Women in Space profiles 23 pioneers, including Eileen Collins, the first woman to command the space shuttle; Peggy Whitson, who logged more than a year in orbit aboard the International Space Station; and Mae Jemison, the first African American woman in space; as well as astronauts from Japan, Canada, Italy, South Korea, France, and more. Readers will also learn about the Mercury 13, American women selected by NASA in the late 1950s to train for spaceflight. Though they matched and sometimes surpassed their male counterparts in performance, they were ultimately denied the opportunity to head out to the launching pad. Their story, and the stories of the pilots, physicists, and doctors who followed them, demonstrate the vital role women have played in the quest for scientific understanding.
Women in Space is a nonfiction novel about the women who have become astronauts and is geared towards young adults.

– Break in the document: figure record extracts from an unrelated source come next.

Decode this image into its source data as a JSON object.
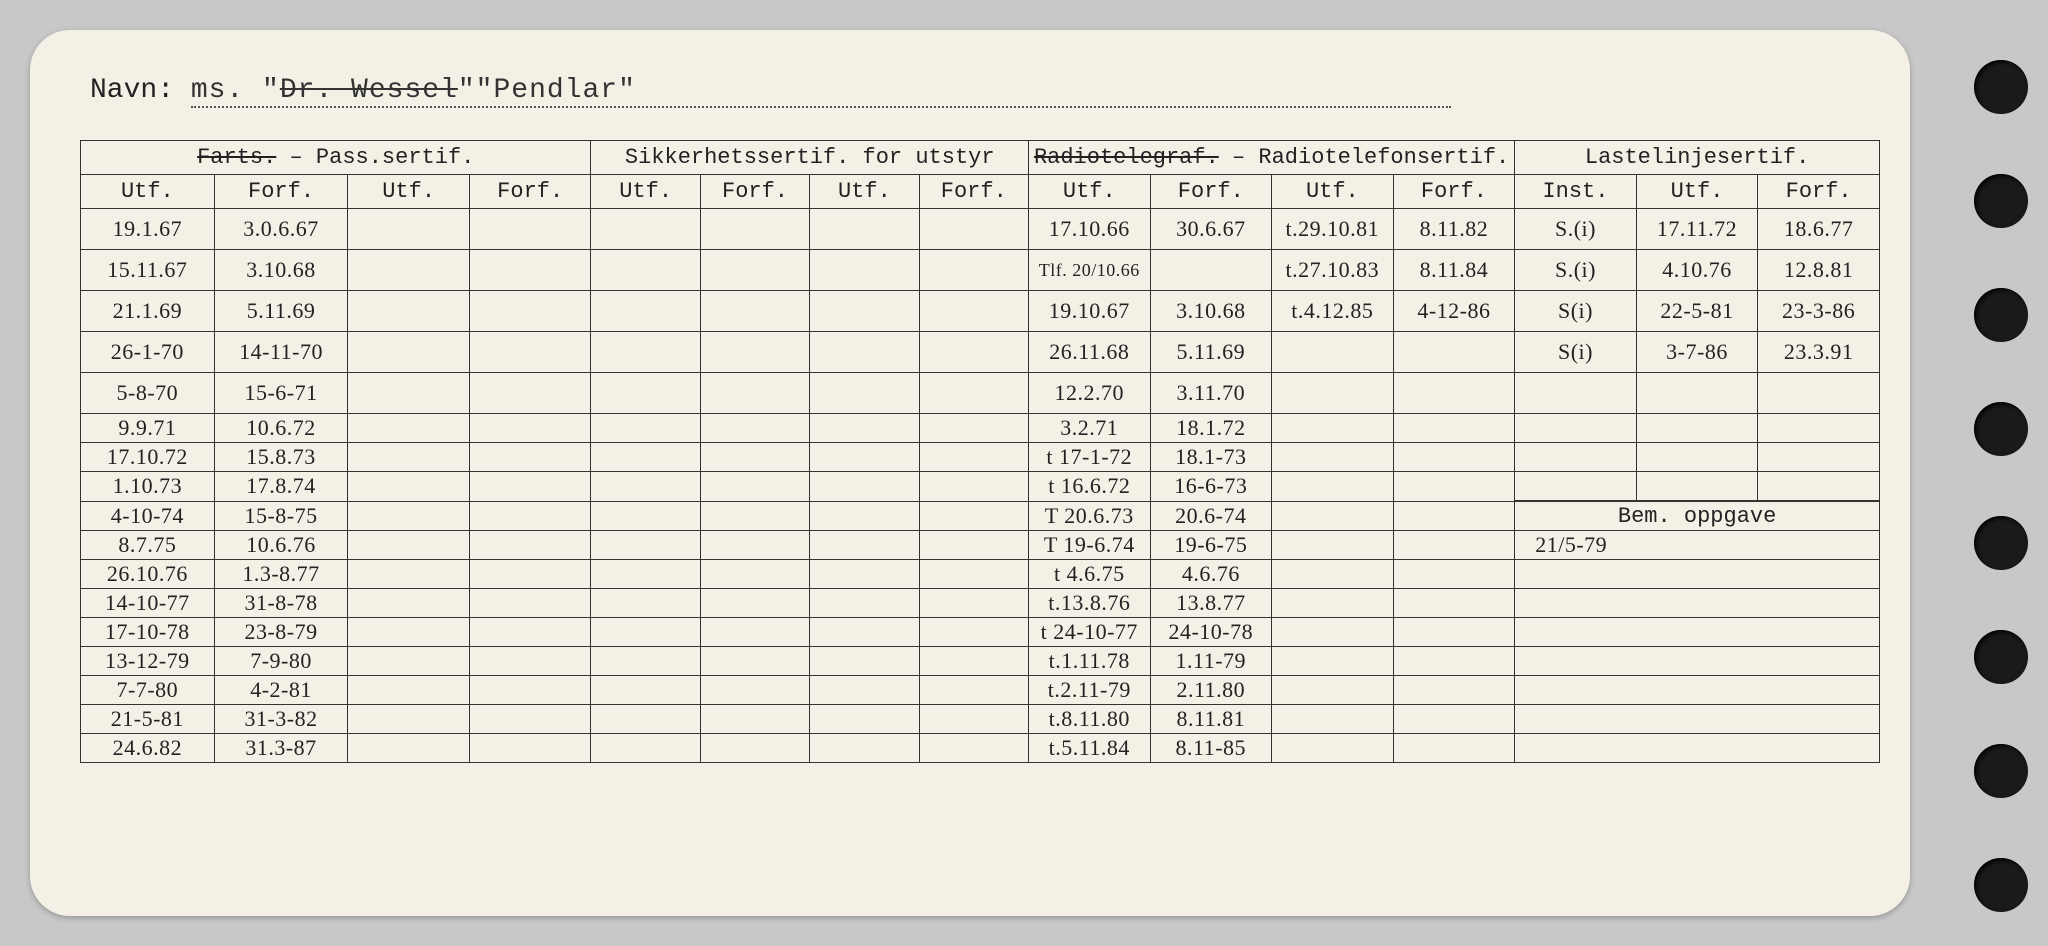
{
  "navn_label": "Navn:",
  "navn_typed_prefix": "ms.  \"",
  "navn_struck": "Dr. Wessel",
  "navn_typed_rest": "\"\"Pendlar\"",
  "headers": {
    "pass_group": "Farts. – Pass.sertif.",
    "pass_struck": "Farts.",
    "pass_rest": " – Pass.sertif.",
    "sik_group": "Sikkerhetssertif. for utstyr",
    "rad_group_struck": "Radiotelegraf.",
    "rad_group_rest": " – Radiotelefonsertif.",
    "last_group": "Lastelinjesertif.",
    "utf": "Utf.",
    "forf": "Forf.",
    "inst": "Inst.",
    "bem": "Bem. oppgave"
  },
  "pass": [
    [
      "19.1.67",
      "3.0.6.67"
    ],
    [
      "15.11.67",
      "3.10.68"
    ],
    [
      "21.1.69",
      "5.11.69"
    ],
    [
      "26-1-70",
      "14-11-70"
    ],
    [
      "5-8-70",
      "15-6-71"
    ],
    [
      "9.9.71",
      "10.6.72"
    ],
    [
      "17.10.72",
      "15.8.73"
    ],
    [
      "1.10.73",
      "17.8.74"
    ],
    [
      "4-10-74",
      "15-8-75"
    ],
    [
      "8.7.75",
      "10.6.76"
    ],
    [
      "26.10.76",
      "1.3-8.77"
    ],
    [
      "14-10-77",
      "31-8-78"
    ],
    [
      "17-10-78",
      "23-8-79"
    ],
    [
      "13-12-79",
      "7-9-80"
    ],
    [
      "7-7-80",
      "4-2-81"
    ],
    [
      "21-5-81",
      "31-3-82"
    ],
    [
      "24.6.82",
      "31.3-87"
    ]
  ],
  "radio_a": [
    [
      "17.10.66",
      "30.6.67"
    ],
    [
      "Tlf. 20/10.66",
      ""
    ],
    [
      "19.10.67",
      "3.10.68"
    ],
    [
      "26.11.68",
      "5.11.69"
    ],
    [
      "12.2.70",
      "3.11.70"
    ],
    [
      "3.2.71",
      "18.1.72"
    ],
    [
      "t 17-1-72",
      "18.1-73"
    ],
    [
      "t 16.6.72",
      "16-6-73"
    ],
    [
      "T 20.6.73",
      "20.6-74"
    ],
    [
      "T 19-6.74",
      "19-6-75"
    ],
    [
      "t 4.6.75",
      "4.6.76"
    ],
    [
      "t.13.8.76",
      "13.8.77"
    ],
    [
      "t 24-10-77",
      "24-10-78"
    ],
    [
      "t.1.11.78",
      "1.11-79"
    ],
    [
      "t.2.11-79",
      "2.11.80"
    ],
    [
      "t.8.11.80",
      "8.11.81"
    ],
    [
      "t.5.11.84",
      "8.11-85"
    ]
  ],
  "radio_b": [
    [
      "t.29.10.81",
      "8.11.82"
    ],
    [
      "t.27.10.83",
      "8.11.84"
    ],
    [
      "t.4.12.85",
      "4-12-86"
    ]
  ],
  "laste": [
    [
      "S.(i)",
      "17.11.72",
      "18.6.77"
    ],
    [
      "S.(i)",
      "4.10.76",
      "12.8.81"
    ],
    [
      "S(i)",
      "22-5-81",
      "23-3-86"
    ],
    [
      "S(i)",
      "3-7-86",
      "23.3.91"
    ]
  ],
  "bem_entries": [
    "21/5-79"
  ]
}
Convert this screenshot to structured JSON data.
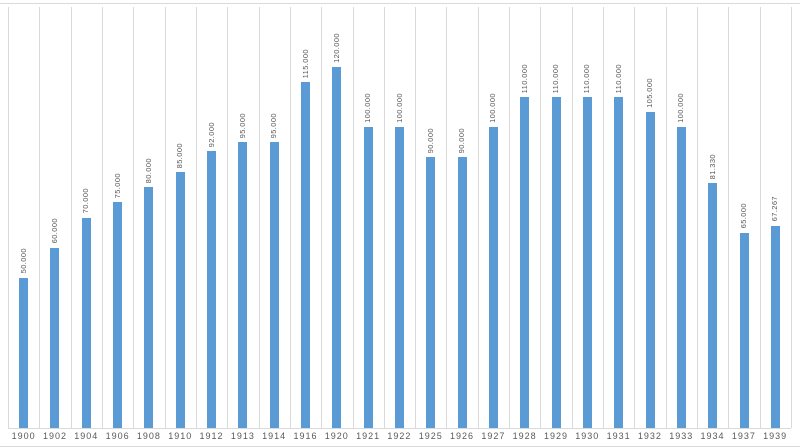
{
  "chart": {
    "background_color": "#ffffff",
    "bar_color": "#5b9bd5",
    "gridline_color": "#d9d9d9",
    "axis_line_color": "#d9d9d9",
    "text_color": "#595959"
  },
  "chart_data": {
    "type": "bar",
    "title": "",
    "xlabel": "",
    "ylabel": "",
    "categories": [
      "1900",
      "1902",
      "1904",
      "1906",
      "1908",
      "1910",
      "1912",
      "1913",
      "1914",
      "1916",
      "1920",
      "1921",
      "1922",
      "1925",
      "1926",
      "1927",
      "1928",
      "1929",
      "1930",
      "1931",
      "1932",
      "1933",
      "1934",
      "1937",
      "1939"
    ],
    "values": [
      50000,
      60000,
      70000,
      75000,
      80000,
      85000,
      92000,
      95000,
      95000,
      115000,
      120000,
      100000,
      100000,
      90000,
      90000,
      100000,
      110000,
      110000,
      110000,
      110000,
      105000,
      100000,
      81330,
      65000,
      67267
    ],
    "data_labels": [
      "50.000",
      "60.000",
      "70.000",
      "75.000",
      "80.000",
      "85.000",
      "92.000",
      "95.000",
      "95.000",
      "115.000",
      "120.000",
      "100.000",
      "100.000",
      "90.000",
      "90.000",
      "100.000",
      "110.000",
      "110.000",
      "110.000",
      "110.000",
      "105.000",
      "100.000",
      "81.330",
      "65.000",
      "67.267"
    ],
    "ylim": [
      0,
      140000
    ],
    "grid": "vertical-only",
    "legend": "none",
    "data_label_rotation": "vertical-bottom-to-top"
  }
}
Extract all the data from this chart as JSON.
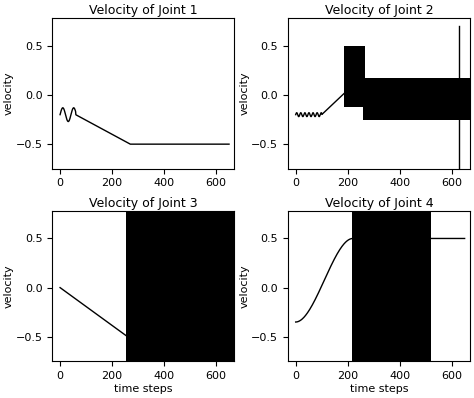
{
  "titles": [
    "Velocity of Joint 1",
    "Velocity of Joint 2",
    "Velocity of Joint 3",
    "Velocity of Joint 4"
  ],
  "xlabel_bottom": "time steps",
  "ylabel": "velocity",
  "xlim": [
    -30,
    670
  ],
  "ylim": [
    -0.75,
    0.78
  ],
  "yticks": [
    -0.5,
    0,
    0.5
  ],
  "xticks": [
    0,
    200,
    400,
    600
  ],
  "figsize": [
    4.74,
    3.98
  ],
  "dpi": 100,
  "background_color": "#ffffff",
  "line_color": "#000000",
  "black_region_color": "#000000",
  "title_fontsize": 9,
  "label_fontsize": 8,
  "tick_fontsize": 8
}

I picked this up for two reasons, one I fully believe in another life I would have been an astronaut (if math didn’t make me cry and I didn’t get stick with anxiety & depression) and two because I really want to read more about Kalpana who despite being India’s first female astronaut doesn’t have a lot written about her. Even in this book she doesn’t get a lot of pages. Overall I liked it. It’s simplistic in format and covers a wide range of astronauts, and even if some of the women didn’t get full bios they usually popped up in another person’s bio as well.

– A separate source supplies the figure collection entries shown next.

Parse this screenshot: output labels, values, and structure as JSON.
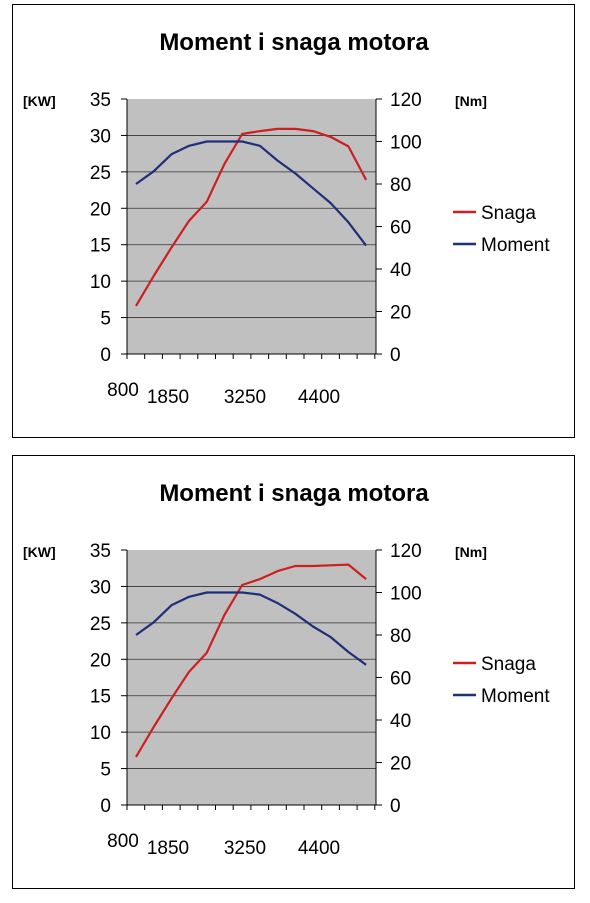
{
  "charts": [
    {
      "title": "Moment i snaga motora",
      "left_axis_unit": "[KW]",
      "right_axis_unit": "[Nm]",
      "left_ticks": [
        "35",
        "30",
        "25",
        "20",
        "15",
        "10",
        "5",
        "0"
      ],
      "right_ticks": [
        "120",
        "100",
        "80",
        "60",
        "40",
        "20",
        "0"
      ],
      "x_labels": [
        "800",
        "1850",
        "3250",
        "4400"
      ],
      "legend": [
        "Snaga",
        "Moment"
      ]
    },
    {
      "title": "Moment i snaga motora",
      "left_axis_unit": "[KW]",
      "right_axis_unit": "[Nm]",
      "left_ticks": [
        "35",
        "30",
        "25",
        "20",
        "15",
        "10",
        "5",
        "0"
      ],
      "right_ticks": [
        "120",
        "100",
        "80",
        "60",
        "40",
        "20",
        "0"
      ],
      "x_labels": [
        "800",
        "1850",
        "3250",
        "4400"
      ],
      "legend": [
        "Snaga",
        "Moment"
      ]
    }
  ],
  "chart_data": [
    {
      "type": "line",
      "title": "Moment i snaga motora",
      "ylabel": "[KW]",
      "y2label": "[Nm]",
      "ylim": [
        0,
        35
      ],
      "y2lim": [
        0,
        120
      ],
      "grid": true,
      "legend_position": "right",
      "x_tick_labels": [
        "800",
        "1850",
        "3250",
        "4400"
      ],
      "x_count": 14,
      "colors": {
        "Snaga": "#cc1f1f",
        "Moment": "#1f2f7a",
        "plot_bg": "#c0c0c0"
      },
      "series": [
        {
          "name": "Snaga",
          "axis": "left",
          "values": [
            6.6,
            10.7,
            14.6,
            18.3,
            20.9,
            26.1,
            30.2,
            30.6,
            30.9,
            30.9,
            30.6,
            29.8,
            28.5,
            23.9
          ]
        },
        {
          "name": "Moment",
          "axis": "right",
          "values": [
            80,
            86,
            94,
            98,
            100,
            100,
            100,
            98,
            91,
            85,
            78,
            71,
            62,
            51
          ]
        }
      ]
    },
    {
      "type": "line",
      "title": "Moment i snaga motora",
      "ylabel": "[KW]",
      "y2label": "[Nm]",
      "ylim": [
        0,
        35
      ],
      "y2lim": [
        0,
        120
      ],
      "grid": true,
      "legend_position": "right",
      "x_tick_labels": [
        "800",
        "1850",
        "3250",
        "4400"
      ],
      "x_count": 14,
      "colors": {
        "Snaga": "#cc1f1f",
        "Moment": "#1f2f7a",
        "plot_bg": "#c0c0c0"
      },
      "series": [
        {
          "name": "Snaga",
          "axis": "left",
          "values": [
            6.6,
            10.7,
            14.6,
            18.3,
            20.9,
            26.1,
            30.2,
            31.0,
            32.1,
            32.8,
            32.8,
            32.9,
            33.0,
            31.0
          ]
        },
        {
          "name": "Moment",
          "axis": "right",
          "values": [
            80,
            86,
            94,
            98,
            100,
            100,
            100,
            99,
            95,
            90,
            84,
            79,
            72,
            66
          ]
        }
      ]
    }
  ]
}
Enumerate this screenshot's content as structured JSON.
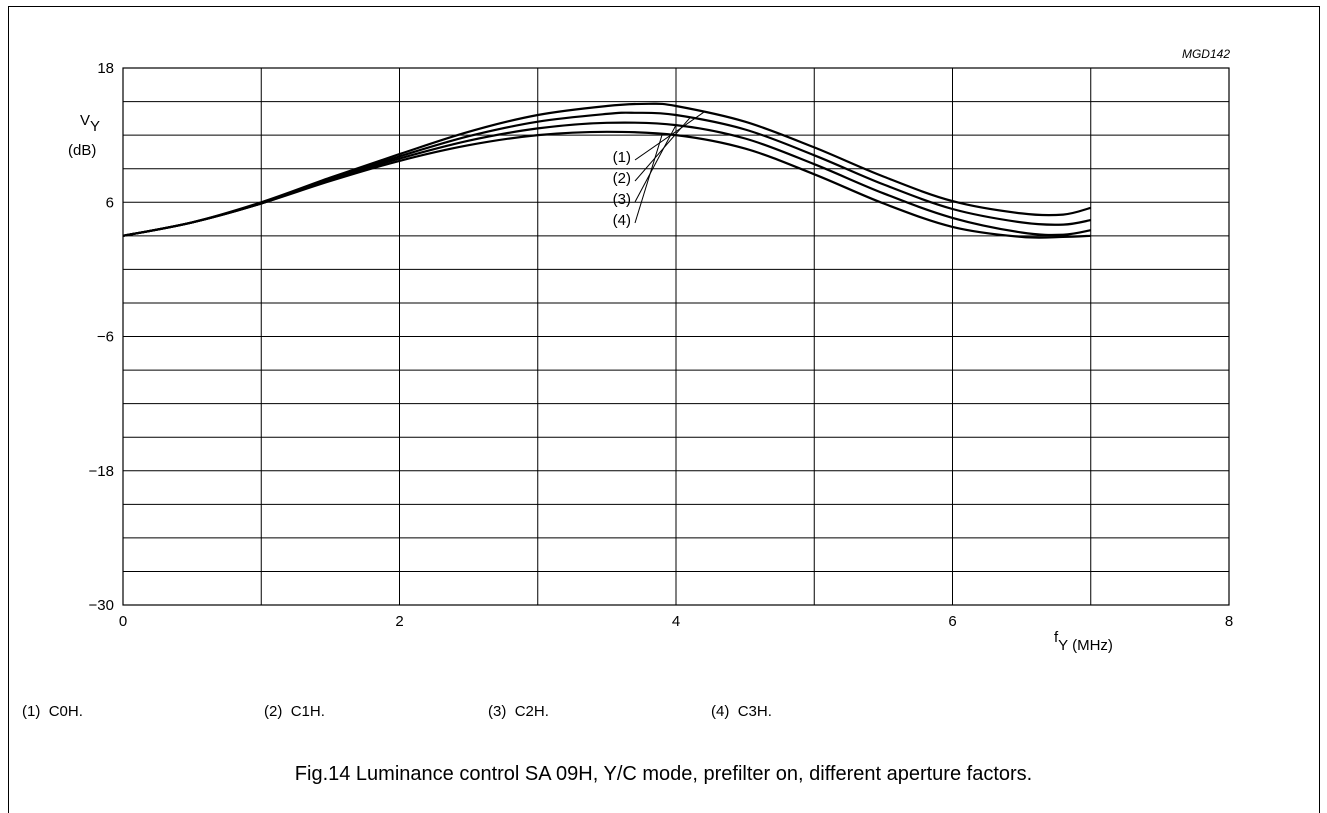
{
  "figure_id": "MGD142",
  "caption": "Fig.14  Luminance control SA 09H, Y/C mode, prefilter on, different aperture factors.",
  "legend": [
    {
      "key": "(1)",
      "label": "C0H."
    },
    {
      "key": "(2)",
      "label": "C1H."
    },
    {
      "key": "(3)",
      "label": "C2H."
    },
    {
      "key": "(4)",
      "label": "C3H."
    }
  ],
  "chart_data": {
    "type": "line",
    "xlim": [
      0,
      8
    ],
    "ylim": [
      -30,
      18
    ],
    "x_ticks": [
      0,
      2,
      4,
      6,
      8
    ],
    "y_ticks": [
      -30,
      -18,
      -6,
      6,
      18
    ],
    "x_tick_labels": [
      "0",
      "2",
      "4",
      "6",
      "8"
    ],
    "y_tick_labels": [
      "−30",
      "−18",
      "−6",
      "6",
      "18"
    ],
    "x_label_main": "f",
    "x_label_sub": "Y (MHz)",
    "y_label_main": "V",
    "y_label_sub": "Y",
    "y_unit": "(dB)",
    "grid": true,
    "series": [
      {
        "name": "(1)",
        "x": [
          0,
          0.5,
          1,
          1.5,
          2,
          2.5,
          3,
          3.5,
          3.8,
          4,
          4.5,
          5,
          5.5,
          6,
          6.5,
          6.8,
          7
        ],
        "y": [
          3,
          4.2,
          6,
          8.2,
          10.3,
          12.3,
          13.8,
          14.6,
          14.8,
          14.6,
          13.2,
          10.9,
          8.3,
          6.1,
          5,
          4.9,
          5.5
        ]
      },
      {
        "name": "(2)",
        "x": [
          0,
          0.5,
          1,
          1.5,
          2,
          2.5,
          3,
          3.5,
          3.7,
          4,
          4.5,
          5,
          5.5,
          6,
          6.5,
          6.8,
          7
        ],
        "y": [
          3,
          4.2,
          5.9,
          8.1,
          10.1,
          11.9,
          13.2,
          13.9,
          14,
          13.8,
          12.5,
          10.2,
          7.6,
          5.4,
          4.2,
          4,
          4.4
        ]
      },
      {
        "name": "(3)",
        "x": [
          0,
          0.5,
          1,
          1.5,
          2,
          2.5,
          3,
          3.5,
          4,
          4.5,
          5,
          5.5,
          6,
          6.5,
          6.8,
          7
        ],
        "y": [
          3,
          4.2,
          5.9,
          8,
          9.9,
          11.5,
          12.6,
          13.1,
          12.9,
          11.7,
          9.4,
          6.8,
          4.6,
          3.3,
          3.1,
          3.5
        ]
      },
      {
        "name": "(4)",
        "x": [
          0,
          0.5,
          1,
          1.5,
          2,
          2.5,
          3,
          3.5,
          4,
          4.5,
          5,
          5.5,
          6,
          6.5,
          6.8,
          7
        ],
        "y": [
          3,
          4.2,
          5.9,
          7.9,
          9.7,
          11.1,
          12,
          12.3,
          12,
          10.8,
          8.5,
          5.9,
          3.8,
          2.9,
          2.9,
          3
        ]
      }
    ]
  }
}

There were some small editing issues that were a tad annoying to read in a finished book, and the way it’s written makes the work seem a lot of denser than it actually is. I really hated that a lot of bios were structured as: interesting mid career explanation, jump unannounced back to her past, and then move back through her whole career. It would have worked if the first paragraph had explained her importance to the mission or country, and then moved back to her past…but some of these mid career stories lasted several paragraphs and then without warning I’d be reading about something that happened 15 years in the past. It was very discombobulating. It’s not a book that should have taken me longer than a few days, but I had to keep taking breaks due to the writing style and it lasted me over a week.
I do think it has a lot of value as far as educational purposes go for younger readers and there is a lot of great info in it, and not just on the women themselves but also about the space stations and life up there. There are a lot of teachable moments and plenty of extra sources and reading material that can lead to independent study as well.